The original “Men in Black” is a really good movie. Part sci-fi, part action adventure, part comedy. Strong characters. An interesting message with a coming-of-age plot and surprising revelations.
Why has it been so hard to make a good sequel from it?
Written by Matt Holloway and Art Marcum and directed by F. Gary Gray, “Men in Black: International” stars Tessa Thompson as Agent M and Chris Hemsworth as Agent H in an international caper that goes from New York to London to Paris to Marrakesh, revealing a mole in MiB as well as international intrigue as the most dangerous weapon in the universe falls into the wrong hands.
There is no strong internal journey to guide the story and reveal the inner aspects of its characters. The leads try their best, but the script just isn’t there for them. There are some occasional fun moments, but they service a story that on the whole is a retread of the first film. All in all, it’s a miss.
“Men in Black II” was an unfunny letdown. “Men in Black 3” had its moments but overall felt lacking. And now “Men in Black: International” is decidedly unmemorable, a mix of lackluster “Mission: Impossible” tropes with forgettable characters. Why has creating a franchise been so hard?
It may come down simply to poor writing and execution. All of these sequels feel as though they were made just to be made: no creative spark, no new avenues to explore, no broader themes to investigate.
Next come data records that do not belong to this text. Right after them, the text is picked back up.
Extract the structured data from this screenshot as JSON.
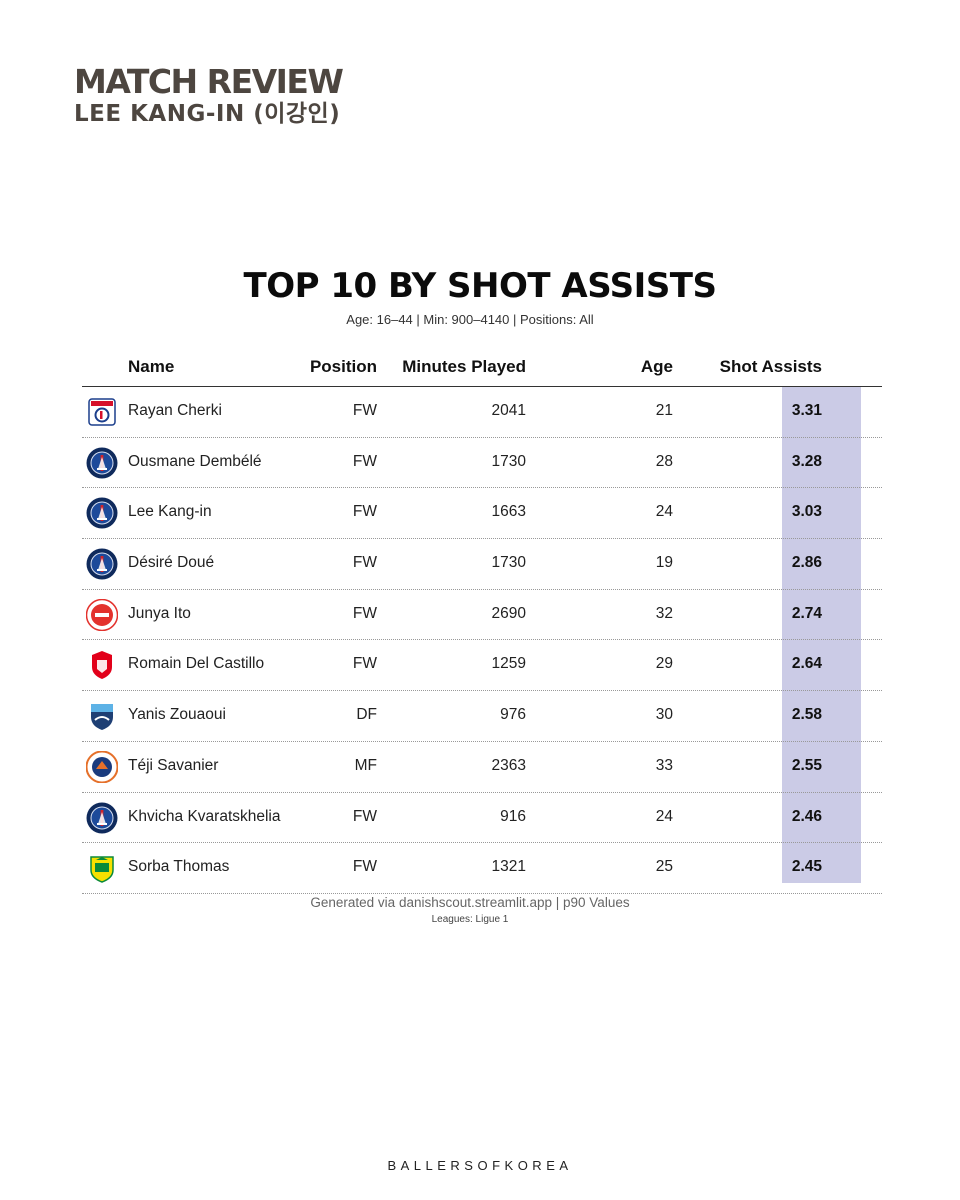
{
  "header": {
    "line1": "MATCH REVIEW",
    "line2": "LEE KANG-IN (이강인)"
  },
  "chart_data": {
    "type": "table",
    "title": "TOP 10 BY SHOT ASSISTS",
    "subtitle": "Age: 16–44 | Min: 900–4140 | Positions: All",
    "columns": [
      "Name",
      "Position",
      "Minutes Played",
      "Age",
      "Shot Assists"
    ],
    "rows": [
      {
        "name": "Rayan Cherki",
        "position": "FW",
        "minutes": "2041",
        "age": "21",
        "shot_assists": "3.31",
        "club_icon": "lyon-crest-icon"
      },
      {
        "name": "Ousmane Dembélé",
        "position": "FW",
        "minutes": "1730",
        "age": "28",
        "shot_assists": "3.28",
        "club_icon": "psg-crest-icon"
      },
      {
        "name": "Lee Kang-in",
        "position": "FW",
        "minutes": "1663",
        "age": "24",
        "shot_assists": "3.03",
        "club_icon": "psg-crest-icon"
      },
      {
        "name": "Désiré Doué",
        "position": "FW",
        "minutes": "1730",
        "age": "19",
        "shot_assists": "2.86",
        "club_icon": "psg-crest-icon"
      },
      {
        "name": "Junya Ito",
        "position": "FW",
        "minutes": "2690",
        "age": "32",
        "shot_assists": "2.74",
        "club_icon": "reims-crest-icon"
      },
      {
        "name": "Romain Del Castillo",
        "position": "FW",
        "minutes": "1259",
        "age": "29",
        "shot_assists": "2.64",
        "club_icon": "brest-crest-icon"
      },
      {
        "name": "Yanis Zouaoui",
        "position": "DF",
        "minutes": "976",
        "age": "30",
        "shot_assists": "2.58",
        "club_icon": "le-havre-crest-icon"
      },
      {
        "name": "Téji Savanier",
        "position": "MF",
        "minutes": "2363",
        "age": "33",
        "shot_assists": "2.55",
        "club_icon": "montpellier-crest-icon"
      },
      {
        "name": "Khvicha Kvaratskhelia",
        "position": "FW",
        "minutes": "916",
        "age": "24",
        "shot_assists": "2.46",
        "club_icon": "psg-crest-icon"
      },
      {
        "name": "Sorba Thomas",
        "position": "FW",
        "minutes": "1321",
        "age": "25",
        "shot_assists": "2.45",
        "club_icon": "nantes-crest-icon"
      }
    ],
    "highlight_color": "#cbcbe6",
    "highlight_column": "Shot Assists"
  },
  "footer": {
    "source": "Generated via danishscout.streamlit.app | p90 Values",
    "leagues": "Leagues: Ligue 1",
    "brand": "BALLERSOFKOREA"
  }
}
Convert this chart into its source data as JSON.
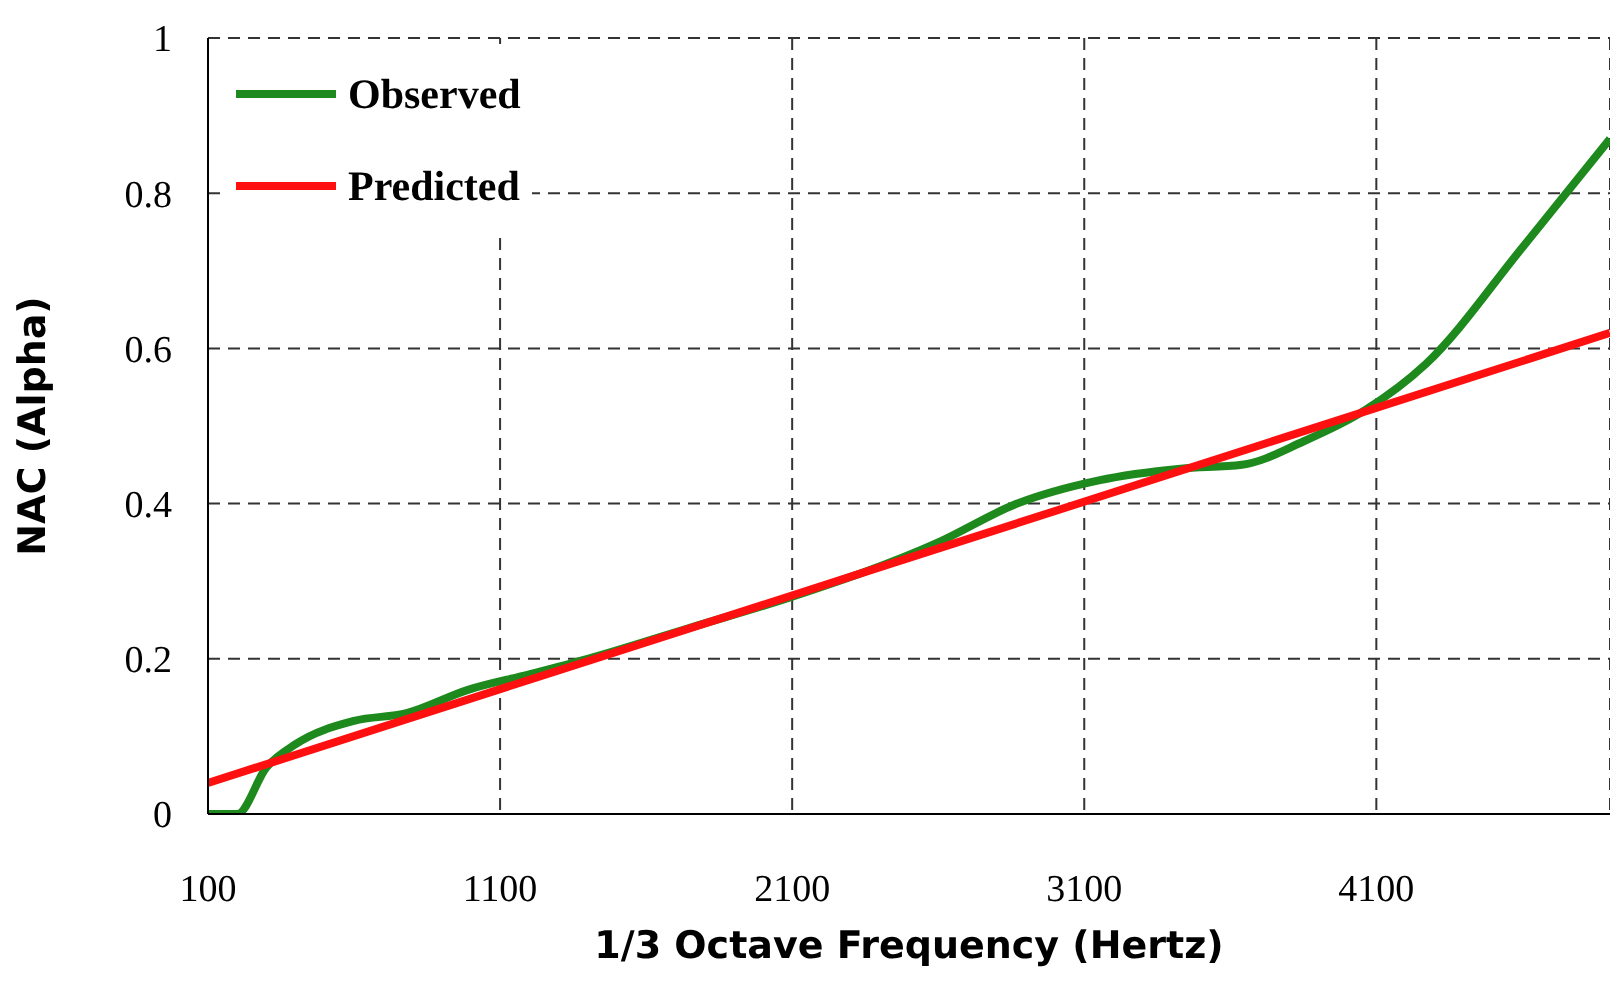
{
  "chart_data": {
    "type": "line",
    "xlabel": "1/3 Octave Frequency (Hertz)",
    "ylabel": "NAC (Alpha)",
    "xlim": [
      100,
      4900
    ],
    "xticks": [
      100,
      1100,
      2100,
      3100,
      4100
    ],
    "ylim": [
      0,
      1
    ],
    "yticks": [
      0,
      0.2,
      0.4,
      0.6,
      0.8,
      1
    ],
    "grid": true,
    "legend": "top left",
    "marker": "none",
    "line_style": "solid",
    "series": [
      {
        "name": "Observed",
        "color": "#1e8a1e",
        "x": [
          100,
          200,
          300,
          400,
          600,
          780,
          990,
          1200,
          1400,
          1750,
          2100,
          2600,
          2870,
          3150,
          3430,
          3640,
          3850,
          4060,
          4270,
          4600,
          4900
        ],
        "values": [
          0,
          0,
          0.06,
          0.09,
          0.12,
          0.13,
          0.16,
          0.18,
          0.2,
          0.24,
          0.28,
          0.35,
          0.4,
          0.43,
          0.445,
          0.45,
          0.48,
          0.52,
          0.58,
          0.73,
          0.87
        ]
      },
      {
        "name": "Predicted",
        "color": "#ff1010",
        "x": [
          100,
          2500,
          4900
        ],
        "values": [
          0.04,
          0.33,
          0.62
        ]
      }
    ]
  }
}
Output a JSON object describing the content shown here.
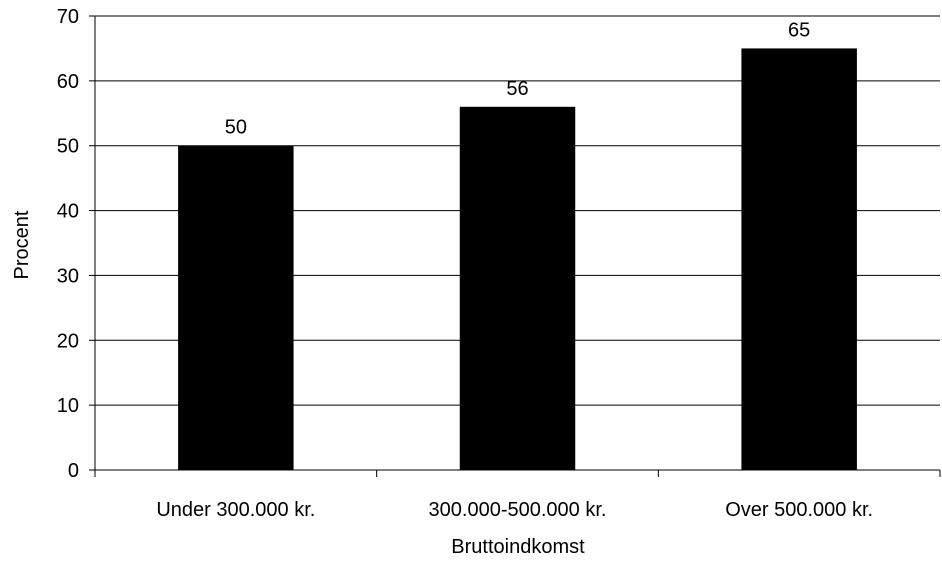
{
  "chart_data": {
    "type": "bar",
    "categories": [
      "Under 300.000 kr.",
      "300.000-500.000 kr.",
      "Over 500.000 kr."
    ],
    "values": [
      50,
      56,
      65
    ],
    "data_labels": [
      "50",
      "56",
      "65"
    ],
    "xlabel": "Bruttoindkomst",
    "ylabel": "Procent",
    "ylim": [
      0,
      70
    ],
    "yticks": [
      0,
      10,
      20,
      30,
      40,
      50,
      60,
      70
    ],
    "grid": true,
    "bar_color": "#000000",
    "legend": false
  }
}
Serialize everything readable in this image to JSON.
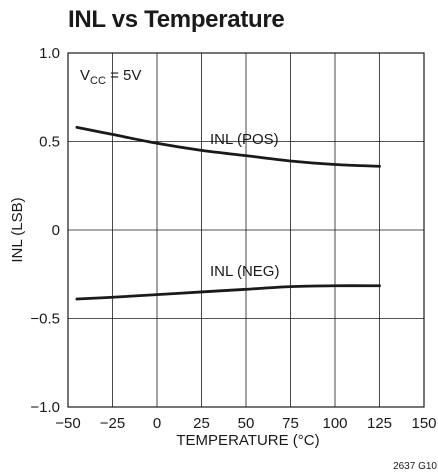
{
  "chart_data": {
    "type": "line",
    "title": "INL vs Temperature",
    "xlabel": "TEMPERATURE (°C)",
    "ylabel": "INL (LSB)",
    "xlim": [
      -50,
      150
    ],
    "ylim": [
      -1.0,
      1.0
    ],
    "x_ticks": [
      -50,
      -25,
      0,
      25,
      50,
      75,
      100,
      125,
      150
    ],
    "x_tick_labels": [
      "−50",
      "−25",
      "0",
      "25",
      "50",
      "75",
      "100",
      "125",
      "150"
    ],
    "y_ticks": [
      1.0,
      0.5,
      0,
      -0.5,
      -1.0
    ],
    "y_tick_labels": [
      "1.0",
      "0.5",
      "0",
      "−0.5",
      "−1.0"
    ],
    "grid": true,
    "series": [
      {
        "name": "INL (POS)",
        "x": [
          -45,
          -25,
          0,
          25,
          50,
          75,
          100,
          125
        ],
        "y": [
          0.58,
          0.54,
          0.49,
          0.45,
          0.42,
          0.39,
          0.37,
          0.36
        ]
      },
      {
        "name": "INL (NEG)",
        "x": [
          -45,
          -25,
          0,
          25,
          50,
          75,
          100,
          125
        ],
        "y": [
          -0.39,
          -0.38,
          -0.365,
          -0.35,
          -0.335,
          -0.32,
          -0.315,
          -0.315
        ]
      }
    ],
    "annotation": {
      "label": "V",
      "subscript": "CC",
      "rest": " = 5V"
    },
    "figure_id": "2637 G10"
  }
}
It’s all a real shame as the MiB as a concept seems to have so much potential.
What perhaps should have been realized awhile ago is that perhaps the cinema is not the best place for the MiB; perhaps they belong on television. An episodic venture that focuses on secret agents fighting aliens and keeping the world safe makes sense more than another high-profile film that tells the same story again and again.
Will that happen? Given the dismal box office performance of “International”, it seems doubtful for the near future.
But franchises have come back from worse films before.